2年前「プレーしたいコースは、ペブルビーチ」。その程度の知識しかなかった若者が、いまや世界中の有名コース、何処でも出入りできる迄に急成長。その一つミュアフィールド・ビレッジGCでは、御大ニクラスの前で初優勝した。

この2年。日本にいた頃には、想像できなかった世界を、日々体験している松山。それでもニクラスは、更に上の別格。70~80億円はする自家用ジェット機で、年中世界を飛び回る。設計したコースは、地球上で既に三百余。全世界ゴルフ場の、何と一%を彼が手掛けているのだ。

一度でいいから、彼のジェット機Air Bearに乗せて貰う。またフロリダのニクラスの自宅を訪問する。
松山にその気があるなら、ニクラスには何時でも話を繋いで上げる。ジャックだけでなく、奥さんバーバラとも会うこと。彼女の内助の功は近い将来、松山が相手を決める時の、参考になるはず。何しろ彼女は、ゴルフ界のファーストレデイなのだから。

前出、王さん、北の富士さん、ジャンボ。そしてニクラス。彼らはそれぞれに頂点を極めた。そのために何を遣ってきたか。それは背中で教えてくれる。

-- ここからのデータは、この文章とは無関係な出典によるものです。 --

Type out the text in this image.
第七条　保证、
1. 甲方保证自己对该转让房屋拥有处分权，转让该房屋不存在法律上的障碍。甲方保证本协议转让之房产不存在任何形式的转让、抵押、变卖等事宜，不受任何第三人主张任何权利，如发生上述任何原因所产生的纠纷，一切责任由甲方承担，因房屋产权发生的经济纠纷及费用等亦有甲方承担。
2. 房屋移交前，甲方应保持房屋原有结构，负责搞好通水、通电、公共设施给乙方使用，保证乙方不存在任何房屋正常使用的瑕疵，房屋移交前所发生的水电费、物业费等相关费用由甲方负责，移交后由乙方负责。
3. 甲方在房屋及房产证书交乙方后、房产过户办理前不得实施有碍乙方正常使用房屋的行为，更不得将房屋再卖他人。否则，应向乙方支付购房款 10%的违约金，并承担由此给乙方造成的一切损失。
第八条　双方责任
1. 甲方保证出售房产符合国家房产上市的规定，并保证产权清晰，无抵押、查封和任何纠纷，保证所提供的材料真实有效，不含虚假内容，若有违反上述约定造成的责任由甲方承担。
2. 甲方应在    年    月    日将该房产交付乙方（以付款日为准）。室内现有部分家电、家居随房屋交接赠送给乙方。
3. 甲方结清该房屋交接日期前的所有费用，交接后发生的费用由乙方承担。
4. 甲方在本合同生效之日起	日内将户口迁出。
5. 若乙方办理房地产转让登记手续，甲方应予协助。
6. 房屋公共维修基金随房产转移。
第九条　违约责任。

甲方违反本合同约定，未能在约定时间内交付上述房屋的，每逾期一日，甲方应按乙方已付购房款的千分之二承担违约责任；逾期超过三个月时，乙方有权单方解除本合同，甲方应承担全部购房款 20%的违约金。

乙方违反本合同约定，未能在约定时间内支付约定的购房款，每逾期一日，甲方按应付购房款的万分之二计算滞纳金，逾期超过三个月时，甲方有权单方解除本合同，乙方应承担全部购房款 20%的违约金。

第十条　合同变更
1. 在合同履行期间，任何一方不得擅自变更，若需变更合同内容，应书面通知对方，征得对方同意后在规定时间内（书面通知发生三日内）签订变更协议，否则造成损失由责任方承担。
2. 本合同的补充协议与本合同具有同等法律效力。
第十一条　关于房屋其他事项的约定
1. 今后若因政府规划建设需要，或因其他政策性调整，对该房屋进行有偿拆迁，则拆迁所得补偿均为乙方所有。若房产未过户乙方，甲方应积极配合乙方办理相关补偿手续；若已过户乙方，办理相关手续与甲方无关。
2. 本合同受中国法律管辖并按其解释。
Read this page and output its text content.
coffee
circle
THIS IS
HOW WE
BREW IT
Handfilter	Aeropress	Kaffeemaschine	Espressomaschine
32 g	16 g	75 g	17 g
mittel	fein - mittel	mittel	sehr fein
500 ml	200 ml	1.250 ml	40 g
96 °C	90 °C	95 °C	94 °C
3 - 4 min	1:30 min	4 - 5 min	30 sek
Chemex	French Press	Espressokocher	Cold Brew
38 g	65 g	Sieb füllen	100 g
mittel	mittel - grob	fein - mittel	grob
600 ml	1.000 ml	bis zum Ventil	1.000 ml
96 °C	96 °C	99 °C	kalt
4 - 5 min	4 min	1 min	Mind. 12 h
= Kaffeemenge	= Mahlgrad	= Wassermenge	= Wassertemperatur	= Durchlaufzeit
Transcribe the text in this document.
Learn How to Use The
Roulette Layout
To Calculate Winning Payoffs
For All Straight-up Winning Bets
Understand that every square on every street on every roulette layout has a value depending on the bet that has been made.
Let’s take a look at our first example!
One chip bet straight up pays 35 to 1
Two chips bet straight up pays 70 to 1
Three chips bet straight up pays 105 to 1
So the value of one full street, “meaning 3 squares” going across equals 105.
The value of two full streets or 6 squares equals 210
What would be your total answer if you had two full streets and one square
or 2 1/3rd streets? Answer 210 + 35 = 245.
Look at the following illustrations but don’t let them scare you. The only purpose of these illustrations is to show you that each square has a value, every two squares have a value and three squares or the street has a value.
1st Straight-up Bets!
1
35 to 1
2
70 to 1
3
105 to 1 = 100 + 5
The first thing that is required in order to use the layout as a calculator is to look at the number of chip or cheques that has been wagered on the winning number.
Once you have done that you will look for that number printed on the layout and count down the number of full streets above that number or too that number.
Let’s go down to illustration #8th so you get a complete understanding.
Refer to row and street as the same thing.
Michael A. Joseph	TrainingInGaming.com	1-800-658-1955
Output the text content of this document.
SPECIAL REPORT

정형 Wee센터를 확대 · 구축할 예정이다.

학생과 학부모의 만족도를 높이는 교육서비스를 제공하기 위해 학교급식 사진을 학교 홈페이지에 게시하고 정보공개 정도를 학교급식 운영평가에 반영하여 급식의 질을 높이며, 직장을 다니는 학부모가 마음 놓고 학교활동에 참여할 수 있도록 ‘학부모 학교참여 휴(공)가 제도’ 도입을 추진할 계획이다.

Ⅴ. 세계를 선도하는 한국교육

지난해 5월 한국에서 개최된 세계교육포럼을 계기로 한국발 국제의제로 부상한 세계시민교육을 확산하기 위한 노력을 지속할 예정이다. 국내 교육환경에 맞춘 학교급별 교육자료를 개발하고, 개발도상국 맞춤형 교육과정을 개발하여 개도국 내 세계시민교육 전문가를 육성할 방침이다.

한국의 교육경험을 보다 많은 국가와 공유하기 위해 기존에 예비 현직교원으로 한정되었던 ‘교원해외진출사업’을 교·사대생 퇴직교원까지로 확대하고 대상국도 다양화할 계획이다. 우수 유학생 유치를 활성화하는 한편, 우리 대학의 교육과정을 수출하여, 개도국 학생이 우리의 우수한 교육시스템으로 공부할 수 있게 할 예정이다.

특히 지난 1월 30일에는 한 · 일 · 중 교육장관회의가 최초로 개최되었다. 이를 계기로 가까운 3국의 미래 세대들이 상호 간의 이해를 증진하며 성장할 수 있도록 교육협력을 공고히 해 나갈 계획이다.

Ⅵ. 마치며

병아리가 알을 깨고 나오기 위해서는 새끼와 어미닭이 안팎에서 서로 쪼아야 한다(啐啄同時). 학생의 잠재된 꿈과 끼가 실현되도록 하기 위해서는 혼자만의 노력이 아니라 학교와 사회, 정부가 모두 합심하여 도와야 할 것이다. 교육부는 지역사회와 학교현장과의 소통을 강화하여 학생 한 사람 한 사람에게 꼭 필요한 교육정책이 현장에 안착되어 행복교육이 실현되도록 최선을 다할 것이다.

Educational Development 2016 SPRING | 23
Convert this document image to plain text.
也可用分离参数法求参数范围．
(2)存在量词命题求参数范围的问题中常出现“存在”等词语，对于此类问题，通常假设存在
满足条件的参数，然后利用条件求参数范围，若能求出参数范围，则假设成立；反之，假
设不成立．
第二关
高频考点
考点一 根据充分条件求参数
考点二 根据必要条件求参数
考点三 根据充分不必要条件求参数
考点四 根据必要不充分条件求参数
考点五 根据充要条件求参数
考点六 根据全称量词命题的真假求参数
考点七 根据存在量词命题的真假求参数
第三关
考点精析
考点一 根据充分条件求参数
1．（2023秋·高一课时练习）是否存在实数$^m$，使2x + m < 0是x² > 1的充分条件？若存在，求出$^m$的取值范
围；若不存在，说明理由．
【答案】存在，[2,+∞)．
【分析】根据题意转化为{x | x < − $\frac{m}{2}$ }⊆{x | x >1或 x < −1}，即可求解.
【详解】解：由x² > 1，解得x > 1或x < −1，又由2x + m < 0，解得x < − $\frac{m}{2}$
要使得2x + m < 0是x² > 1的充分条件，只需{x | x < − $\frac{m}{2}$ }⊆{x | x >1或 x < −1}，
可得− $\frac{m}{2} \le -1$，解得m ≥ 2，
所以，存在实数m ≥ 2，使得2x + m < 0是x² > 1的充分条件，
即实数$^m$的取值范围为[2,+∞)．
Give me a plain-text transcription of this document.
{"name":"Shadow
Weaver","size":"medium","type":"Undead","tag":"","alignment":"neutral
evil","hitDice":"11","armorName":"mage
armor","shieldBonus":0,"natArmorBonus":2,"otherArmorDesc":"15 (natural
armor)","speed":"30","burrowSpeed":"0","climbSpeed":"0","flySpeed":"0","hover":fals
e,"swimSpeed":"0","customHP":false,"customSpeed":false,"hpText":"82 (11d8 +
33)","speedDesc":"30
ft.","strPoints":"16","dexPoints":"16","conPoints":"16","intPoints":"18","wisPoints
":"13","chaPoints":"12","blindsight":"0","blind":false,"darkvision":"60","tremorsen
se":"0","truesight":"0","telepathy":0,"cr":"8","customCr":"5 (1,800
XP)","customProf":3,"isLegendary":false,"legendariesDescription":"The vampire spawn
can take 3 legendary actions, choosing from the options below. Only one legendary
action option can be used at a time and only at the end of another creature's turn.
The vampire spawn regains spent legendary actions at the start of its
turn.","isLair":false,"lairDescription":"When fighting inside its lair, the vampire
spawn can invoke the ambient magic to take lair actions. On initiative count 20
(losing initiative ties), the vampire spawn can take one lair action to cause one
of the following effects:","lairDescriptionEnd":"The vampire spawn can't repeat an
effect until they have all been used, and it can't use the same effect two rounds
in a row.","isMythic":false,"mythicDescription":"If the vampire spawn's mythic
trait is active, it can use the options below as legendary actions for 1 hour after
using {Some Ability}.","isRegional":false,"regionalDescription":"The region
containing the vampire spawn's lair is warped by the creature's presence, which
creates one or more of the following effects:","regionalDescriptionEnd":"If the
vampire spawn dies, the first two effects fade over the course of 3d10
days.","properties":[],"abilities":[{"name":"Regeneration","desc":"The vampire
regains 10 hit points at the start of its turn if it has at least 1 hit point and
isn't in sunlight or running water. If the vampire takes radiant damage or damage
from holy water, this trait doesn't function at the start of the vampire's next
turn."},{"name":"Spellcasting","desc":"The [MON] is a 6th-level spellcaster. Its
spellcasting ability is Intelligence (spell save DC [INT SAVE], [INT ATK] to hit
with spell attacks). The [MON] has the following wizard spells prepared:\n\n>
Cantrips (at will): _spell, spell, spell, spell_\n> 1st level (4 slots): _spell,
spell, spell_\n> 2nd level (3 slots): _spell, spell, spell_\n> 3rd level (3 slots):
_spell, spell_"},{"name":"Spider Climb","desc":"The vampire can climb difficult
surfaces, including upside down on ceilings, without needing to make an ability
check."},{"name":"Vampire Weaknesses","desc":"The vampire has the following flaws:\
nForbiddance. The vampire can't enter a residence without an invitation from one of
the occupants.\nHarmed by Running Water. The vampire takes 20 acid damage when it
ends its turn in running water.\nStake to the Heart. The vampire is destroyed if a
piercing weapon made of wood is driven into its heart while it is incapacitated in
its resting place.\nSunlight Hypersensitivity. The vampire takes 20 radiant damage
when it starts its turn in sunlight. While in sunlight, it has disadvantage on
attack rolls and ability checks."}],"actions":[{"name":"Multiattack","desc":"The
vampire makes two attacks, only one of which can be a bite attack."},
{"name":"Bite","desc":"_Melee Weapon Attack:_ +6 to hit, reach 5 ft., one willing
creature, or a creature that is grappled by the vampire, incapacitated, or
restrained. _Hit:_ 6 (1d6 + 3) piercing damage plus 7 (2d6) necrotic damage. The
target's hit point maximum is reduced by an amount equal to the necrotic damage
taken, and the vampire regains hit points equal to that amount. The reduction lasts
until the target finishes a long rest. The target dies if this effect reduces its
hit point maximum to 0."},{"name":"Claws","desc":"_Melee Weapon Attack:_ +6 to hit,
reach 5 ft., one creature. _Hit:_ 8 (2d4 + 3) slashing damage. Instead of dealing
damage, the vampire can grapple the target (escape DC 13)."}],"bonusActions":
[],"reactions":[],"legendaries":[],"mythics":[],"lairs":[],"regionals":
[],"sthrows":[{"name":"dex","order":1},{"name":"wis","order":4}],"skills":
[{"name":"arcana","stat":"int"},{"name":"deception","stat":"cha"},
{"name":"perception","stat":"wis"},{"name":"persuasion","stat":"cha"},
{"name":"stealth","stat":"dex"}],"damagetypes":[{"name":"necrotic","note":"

11月契約絡みで、日本のトーナメント出場。当然その準備が進んでいる可能性。構わない。其処で不義理をしてもよいから、秋は一ヶ月以上の長期休暇を取ることだ。正月が明け、新しいシーズンが始まった時、そのことの成果を、実感できることになる。それは念願のメジャータイトル獲得へ、一歩前進する。そのことだ。